Heavy Song of the Week is a feature on Heavy Consequence breaking down the top metal, punk, and hard rock tracks you need to hear every Friday. This week, we highlight the new single “Reward the Scars” from Korn.
Korn have endured for a reason. Even for those incredulous of nu-metal both as it emerged and during the recent resurgence, there is an undeniable creativity to the group. It helps, of course, when you are credited as one of the primary founders of a style when it comes to knowing how to evolve it without becoming self-pastiche.
The group has evolved to something sleek, bleak and coyly progressive ever since 2007’s untitled album, an arc they have only dialed more into during their artistic renaissance starting with The Nothing. The surprise new single “Reward the Scars” keeps that up, marrying murky avant-gardeisms with an emotionally direct chorus. The band may have been typified by a kind of emotional over-the-top lyricism, but this one, like much of their recent work, shows a sophistication that people who’ve checked out of the acclaimed band may be surprised by.
Related Video
“Reward the Scars” also showcases why the band has gotten so much love from the world of underground heavy music lately, with everyone from progressive bands to hardcore groups to death metal and industrial performers openly citing the often quite forward-thinking troupe.
Honorable Mentions
AFI – “Nooneunderground”
Those clued in are well-aware of the sonic chameleon nature of AFI. Here, like on all of their newest record Silver Bleeds the Black Sun…, the veteran California band embrace a cold gothic sound closer to Alien Sex Fiend and Clan of Xymox than Black Veil Brides. The mood is chilly and paranoid, frantic and hollow-eyed, like a pale-faced shivering figure on the verge of a breakdown. There’s enough punk rattling through the goth rock to give it necessary propulsion, like a corpse launching itself from the grave. It also sees the band continue their nervy gothic post-punk arc they’ve been in ever since Burials over a decade ago.
At the Gates – “The Dark Distortion”
At first blush, the song is perhaps merely good, another well-executed piece of death metal of the more melodic bent by its greatest practitioners. But as the song goes on, “The Dark Distortion” feels more and more longing, death-haunted, something vaguely implicated by it’s title which serves as its refrain. In its final moments, when it opens up into ethereal synthesizer work before fading away to nothing, the scent of death hits pungent in the nose. It wasn’t just departed vocalist Tomas Lindberg but all of the band who deserve commendation for being brave enough to take us to this place they all were sitting in, watching the progression of cancer and waiting. That it is a powerful moment is almost a given.

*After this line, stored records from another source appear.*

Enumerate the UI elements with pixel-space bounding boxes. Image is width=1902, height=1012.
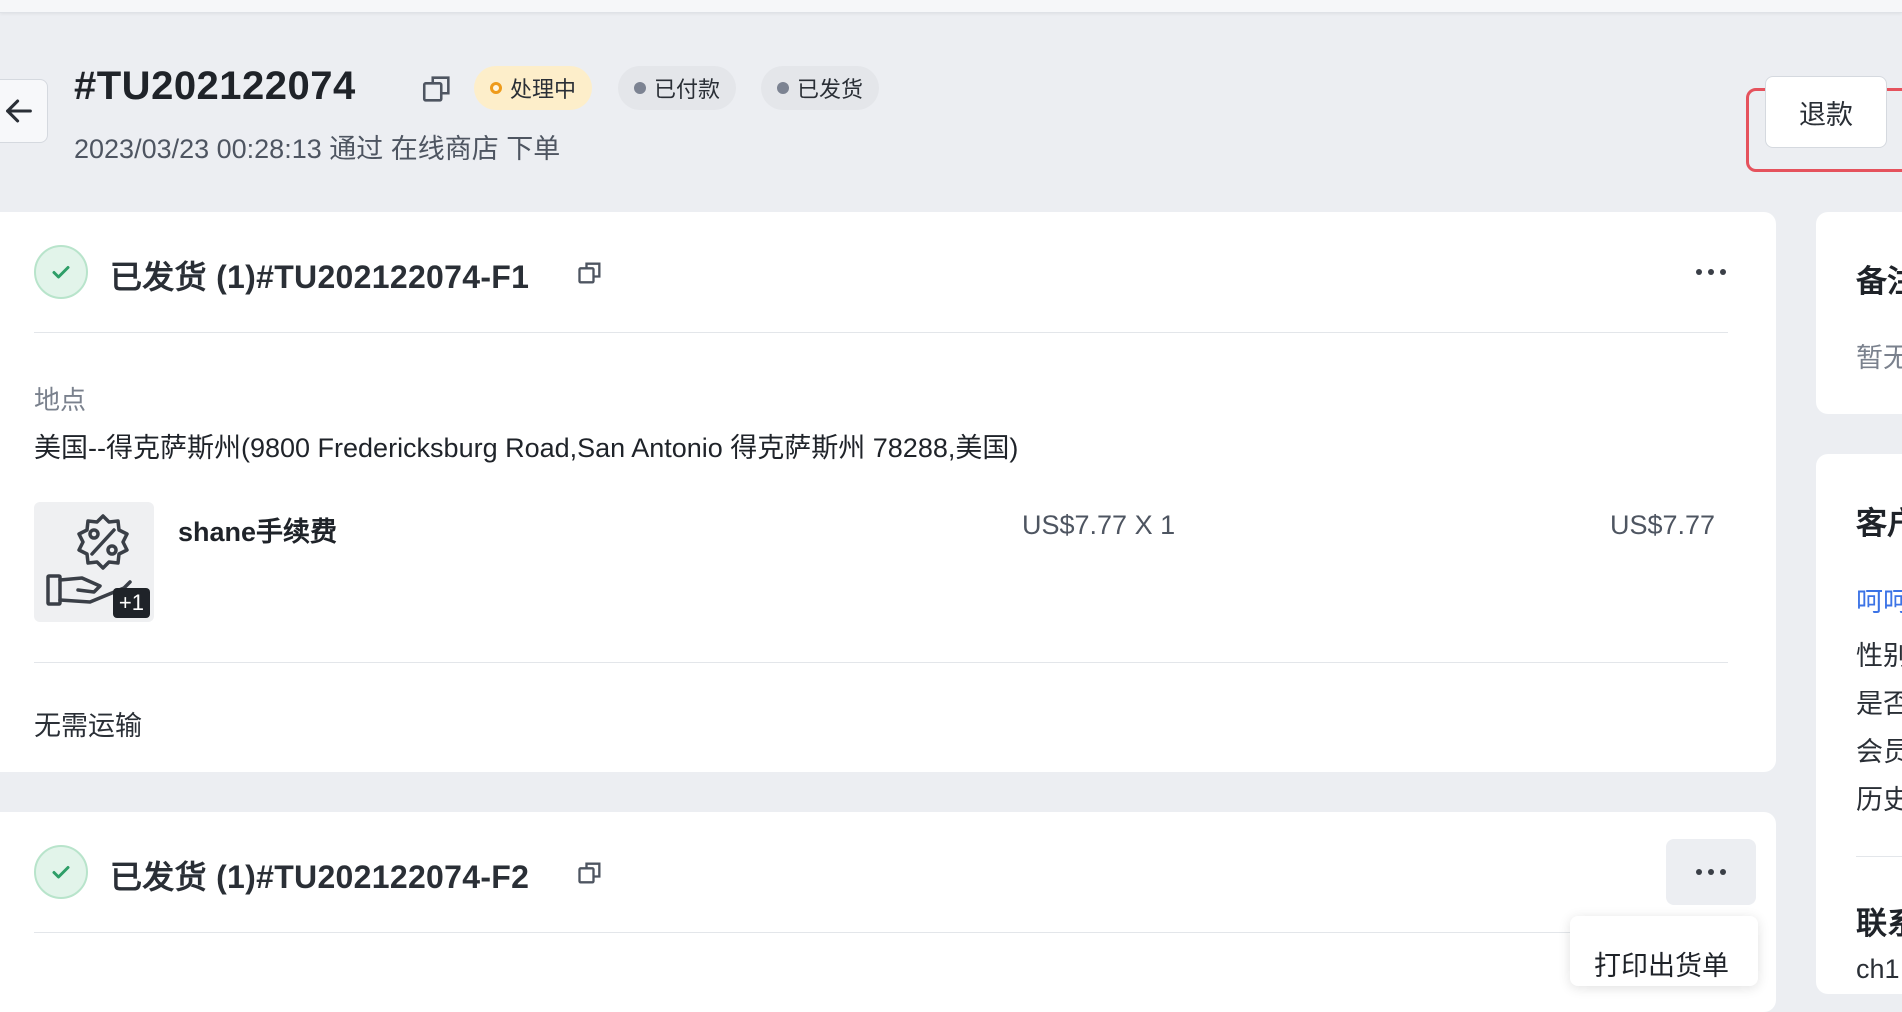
product-image-count-badge: +1 — [112, 588, 150, 618]
arrow-left-icon — [6, 99, 32, 123]
copy-fulfillment-id-icon[interactable] — [576, 859, 604, 892]
order-meta-text: 2023/03/23 00:28:13 通过 在线商店 下单 — [74, 134, 561, 164]
status-badge-label: 处理中 — [510, 77, 577, 102]
status-badge-paid: 已付款 — [618, 66, 737, 110]
status-badge-processing: 处理中 — [474, 66, 593, 110]
status-dot-icon — [634, 82, 646, 94]
check-circle-icon — [34, 245, 88, 299]
fulfillment-title: 已发货 (1)#TU202122074-F2 — [110, 859, 530, 895]
customer-card: 客户 呵呵 性别 是否 会员 历史 联系 ch1 — [1816, 454, 1902, 994]
status-badge-shipped: 已发货 — [761, 66, 880, 110]
menu-item-print-packing-slip[interactable]: 打印出货单 — [1594, 944, 1729, 983]
divider — [1856, 856, 1902, 857]
more-dots-icon — [1696, 269, 1726, 275]
top-nav-bar — [0, 0, 1902, 13]
customer-field-label: 会员 — [1856, 737, 1902, 767]
contact-value: ch1 — [1856, 954, 1900, 984]
location-value: 美国--得克萨斯州(9800 Fredericksburg Road,San A… — [34, 433, 1019, 463]
fulfillment-card — [0, 812, 1776, 1012]
contact-heading: 联系 — [1856, 906, 1902, 941]
fulfillment-more-button[interactable] — [1666, 839, 1756, 905]
divider — [34, 932, 1728, 933]
fulfillment-more-button[interactable] — [1666, 239, 1756, 305]
copy-order-id-icon[interactable] — [420, 72, 454, 111]
divider — [34, 662, 1728, 663]
customer-field-label: 性别 — [1856, 641, 1902, 671]
status-dot-icon — [777, 82, 789, 94]
status-badge-label: 已付款 — [654, 77, 721, 102]
product-line-total: US$7.77 — [1610, 510, 1716, 540]
fulfillment-title: 已发货 (1)#TU202122074-F1 — [110, 259, 530, 295]
notes-empty-text: 暂无 — [1856, 343, 1902, 373]
notes-heading: 备注 — [1856, 264, 1902, 299]
customer-field-label: 历史 — [1856, 785, 1902, 815]
more-dots-icon — [1696, 869, 1726, 875]
check-circle-icon — [34, 845, 88, 899]
status-dot-icon — [490, 82, 502, 94]
shipping-note: 无需运输 — [34, 711, 142, 741]
divider — [34, 332, 1728, 333]
back-button[interactable] — [0, 79, 48, 143]
location-label: 地点 — [34, 385, 87, 415]
order-id-title: #TU202122074 — [74, 64, 356, 108]
product-thumbnail[interactable]: +1 — [34, 502, 154, 622]
notes-card: 备注 暂无 — [1816, 212, 1902, 414]
refund-button[interactable]: 退款 — [1765, 76, 1887, 148]
product-price-quantity: US$7.77 X 1 — [1022, 510, 1176, 540]
customer-name-link[interactable]: 呵呵 — [1856, 580, 1902, 619]
more-actions-dropdown: 打印出货单 — [1570, 916, 1758, 986]
status-badge-label: 已发货 — [797, 77, 864, 102]
customer-heading: 客户 — [1856, 506, 1902, 541]
product-name-link[interactable]: shane手续费 — [178, 510, 337, 549]
copy-fulfillment-id-icon[interactable] — [576, 259, 604, 292]
customer-field-label: 是否 — [1856, 689, 1902, 719]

Devin Townsend – “Home at Night”
Beautiful can be heavy, too. Especially when it’s a song so sweetly poetic about dying. Townsend sometimes struggles to land the emotional punch, sometimes being a little too jokey or a little too sincere in a way that can read as performative (as though there’s any music that isn’t). Here, however, he threads the needle, with an obviously outré performance given the natural theatrics of orchestral music but with a sobriety to the emotional side. It is, after all, a song from the voice of someone dying comforting the living and doing so without pulling the punches of what’s happening, gazing into the abyss at the bottom of the mouth of the grave while also bidding as warm a goodbye as possible.